The improved version would be ls --zero | sort -z
and a | tr '\0' '\n'
to convert to newlines for the human that still wants the illusion of line separation.
Examples of inputs you shouldn't trust:
- The human in front of the machine (I know myself)
- Your filesystem (because USB sticks, downloads, the human, etc.)
- Anything that comes in over the network (Not even your own service, not the service you are paying for, …)
Translating between worlds
To translate between newline separated and the null separated world there is a little utility called tr
.
- null to newline
tr '\0' '\n'
- newline to null
tr '\n' '\0'
- swap newline and null
tr '\n\0' '\0\n'
- remove potential nulls
tr -d '\0'
Make sure to actually remove the characters you assume to not be in your input!
Getting a program into null mode
Unfortunately there is no "the one way" to make a program use nulls instead of newlines so here is a a hopefully useful table.
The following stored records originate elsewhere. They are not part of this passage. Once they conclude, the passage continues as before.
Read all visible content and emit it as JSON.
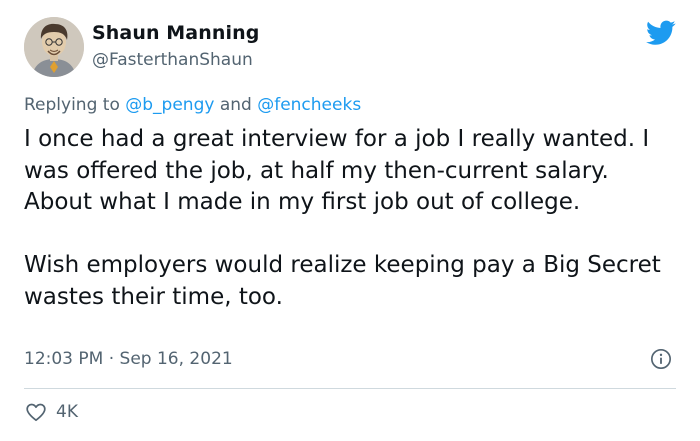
{
  "author": {
    "name": "Shaun Manning",
    "handle": "@FasterthanShaun"
  },
  "reply": {
    "prefix": "Replying to ",
    "mention_1": "@b_pengy",
    "joiner": " and ",
    "mention_2": "@fencheeks"
  },
  "body": {
    "paragraph_1": "I once had a great interview for a job I really wanted. I was offered the job, at half my then-current salary. About what I made in my first job out of college.",
    "paragraph_2": "Wish employers would realize keeping pay a Big Secret wastes their time, too."
  },
  "meta": {
    "time": "12:03 PM",
    "separator": " · ",
    "date": "Sep 16, 2021"
  },
  "actions": {
    "likes": "4K"
  },
  "icons": {
    "brand": "twitter-bird-icon",
    "info": "info-icon",
    "like": "heart-icon"
  },
  "colors": {
    "brand": "#1d9bf0",
    "text": "#0f1419",
    "secondary": "#536471",
    "divider": "#cfd9de"
  }
}
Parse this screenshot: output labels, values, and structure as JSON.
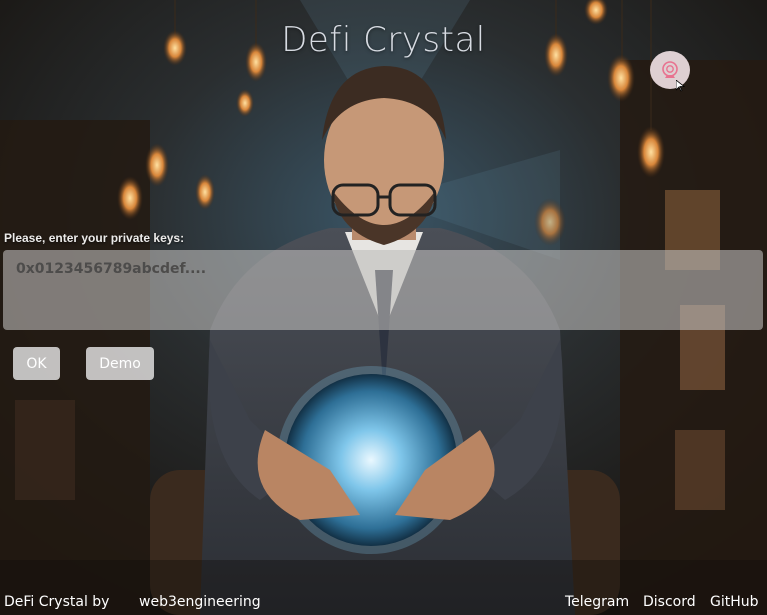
{
  "header": {
    "title": "Defi Crystal"
  },
  "theme_toggle": {
    "icon": "crystal-ball-icon",
    "color": "#e8728f"
  },
  "form": {
    "prompt": "Please, enter your private keys:",
    "placeholder": "0x0123456789abcdef...."
  },
  "buttons": {
    "ok": "OK",
    "demo": "Demo"
  },
  "footer": {
    "by_text": "DeFi Crystal by",
    "author": "web3engineering",
    "links": [
      "Telegram",
      "Discord",
      "GitHub"
    ]
  },
  "colors": {
    "title": "#d7dbe2",
    "input_bg": "#bebcba",
    "button_bg": "#dcdcdc"
  }
}
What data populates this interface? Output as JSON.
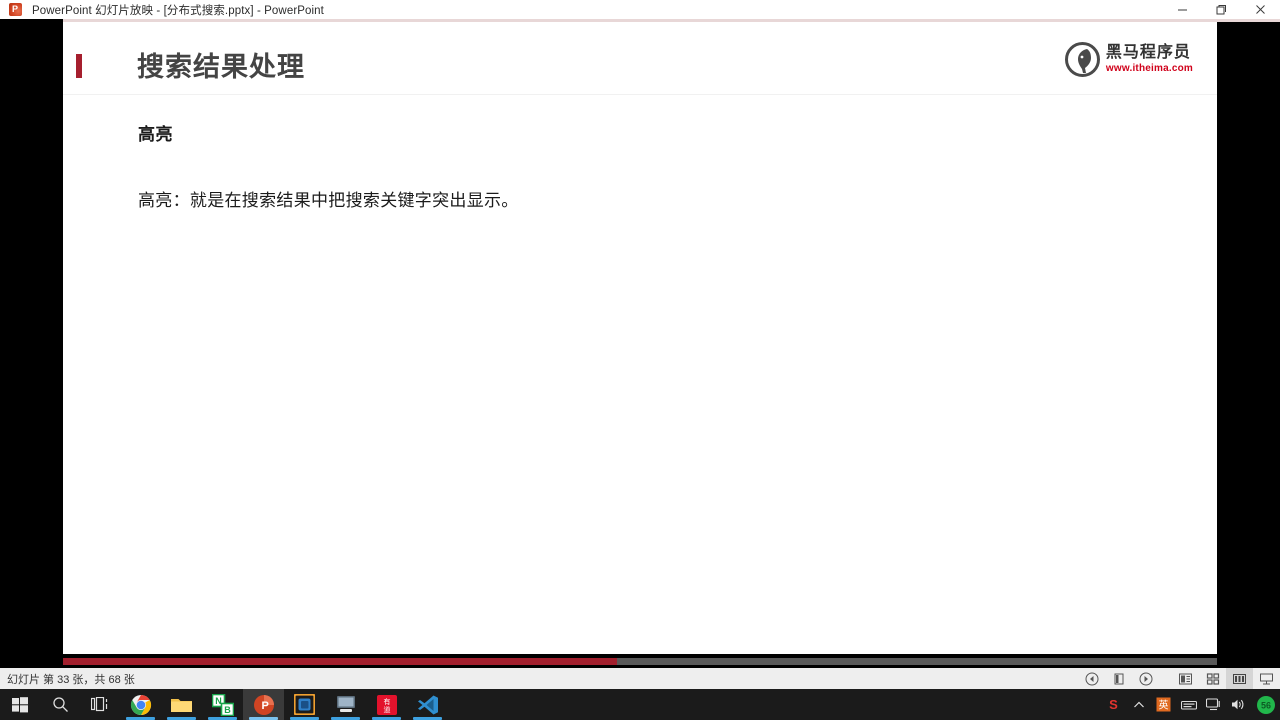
{
  "window": {
    "app_icon": "powerpoint-icon",
    "title": "PowerPoint 幻灯片放映 - [分布式搜索.pptx] - PowerPoint",
    "minimize_label": "─",
    "restore_label": "❐",
    "close_label": "✕",
    "accent_color": "#e8d7d7"
  },
  "slide": {
    "title": "搜索结果处理",
    "title_accent_color": "#a61f2e",
    "heading": "高亮",
    "body": "高亮：就是在搜索结果中把搜索关键字突出显示。",
    "logo": {
      "name_cn": "黑马程序员",
      "url": "www.itheima.com",
      "url_color": "#d0021b",
      "mark": "horse-head-circle-icon"
    }
  },
  "progress": {
    "percent": 48,
    "fill_color": "#a21f2d",
    "track_color": "#595959"
  },
  "status_bar": {
    "slide_counter": "幻灯片 第 33 张，共 68 张",
    "controls": [
      {
        "name": "previous-slide-button",
        "icon": "circle-left-arrow-icon"
      },
      {
        "name": "pause-button",
        "icon": "pause-icon"
      },
      {
        "name": "next-slide-button",
        "icon": "circle-right-arrow-icon"
      },
      {
        "name": "normal-view-button",
        "icon": "normal-view-icon"
      },
      {
        "name": "slide-sorter-button",
        "icon": "grid-view-icon"
      },
      {
        "name": "reading-view-button",
        "icon": "reading-view-icon"
      },
      {
        "name": "slide-show-button",
        "icon": "projector-screen-icon"
      }
    ]
  },
  "taskbar": {
    "items": [
      {
        "name": "start-button",
        "icon": "windows-logo-icon"
      },
      {
        "name": "search-button",
        "icon": "search-icon"
      },
      {
        "name": "task-view-button",
        "icon": "task-view-icon"
      },
      {
        "name": "taskbar-chrome",
        "icon": "chrome-icon"
      },
      {
        "name": "taskbar-file-explorer",
        "icon": "folder-icon"
      },
      {
        "name": "taskbar-onenote",
        "icon": "onenote-icon"
      },
      {
        "name": "taskbar-powerpoint",
        "icon": "powerpoint-icon"
      },
      {
        "name": "taskbar-vmware",
        "icon": "vmware-icon"
      },
      {
        "name": "taskbar-remote-desktop",
        "icon": "remote-desktop-icon"
      },
      {
        "name": "taskbar-youdao",
        "icon": "dictionary-icon",
        "label": "有道"
      },
      {
        "name": "taskbar-vscode",
        "icon": "vscode-icon"
      }
    ],
    "tray": [
      {
        "name": "tray-sogou-ime",
        "icon": "sogou-ime-icon",
        "label": "S"
      },
      {
        "name": "tray-show-hidden-icons",
        "icon": "chevron-up-icon"
      },
      {
        "name": "tray-ime-status",
        "icon": "ime-icon"
      },
      {
        "name": "tray-keyboard",
        "icon": "keyboard-icon"
      },
      {
        "name": "tray-network",
        "icon": "network-icon"
      },
      {
        "name": "tray-volume",
        "icon": "volume-icon"
      },
      {
        "name": "tray-greenshot",
        "icon": "green-badge-icon",
        "label": "56"
      }
    ]
  }
}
Please note that some programs only have the option available in the gnu version, but not in i.e. the busybox version.
If a program has some kind of printf
option one can use that to make the output null separated.
Command | Version | Input Flag(s) | Output Flag(s) |
---|---|---|---|
awk | gnu, other modern | -v 'RS=\0' | |
cut | gnu | -z | -z |
find | -print0 | ||
fzf | --read0 | --print0 | |
grep -r | gnu | -Z | |
grep | gnu | -z | -z |
inotifywait | --format '…%0' --no-newline | ||
ls | gnu | --zero | |
rg | -0 | ||
sed | gnu | -z | -z |
sort | gnu, busybox | -z | -z |
tar -T | gnu | --null | |
uniq | gnu, busybox | -z | -z |
xargs | gnu, busybox | -0 | |
read | -r -d "" |
Note: The best way to automatically find out if a program supports an option is to grep -q
across the output of its --help
. Just make sure to choose a specific enough regex to avoid false positives. Trying out is also an option but that usually is a bit more complex.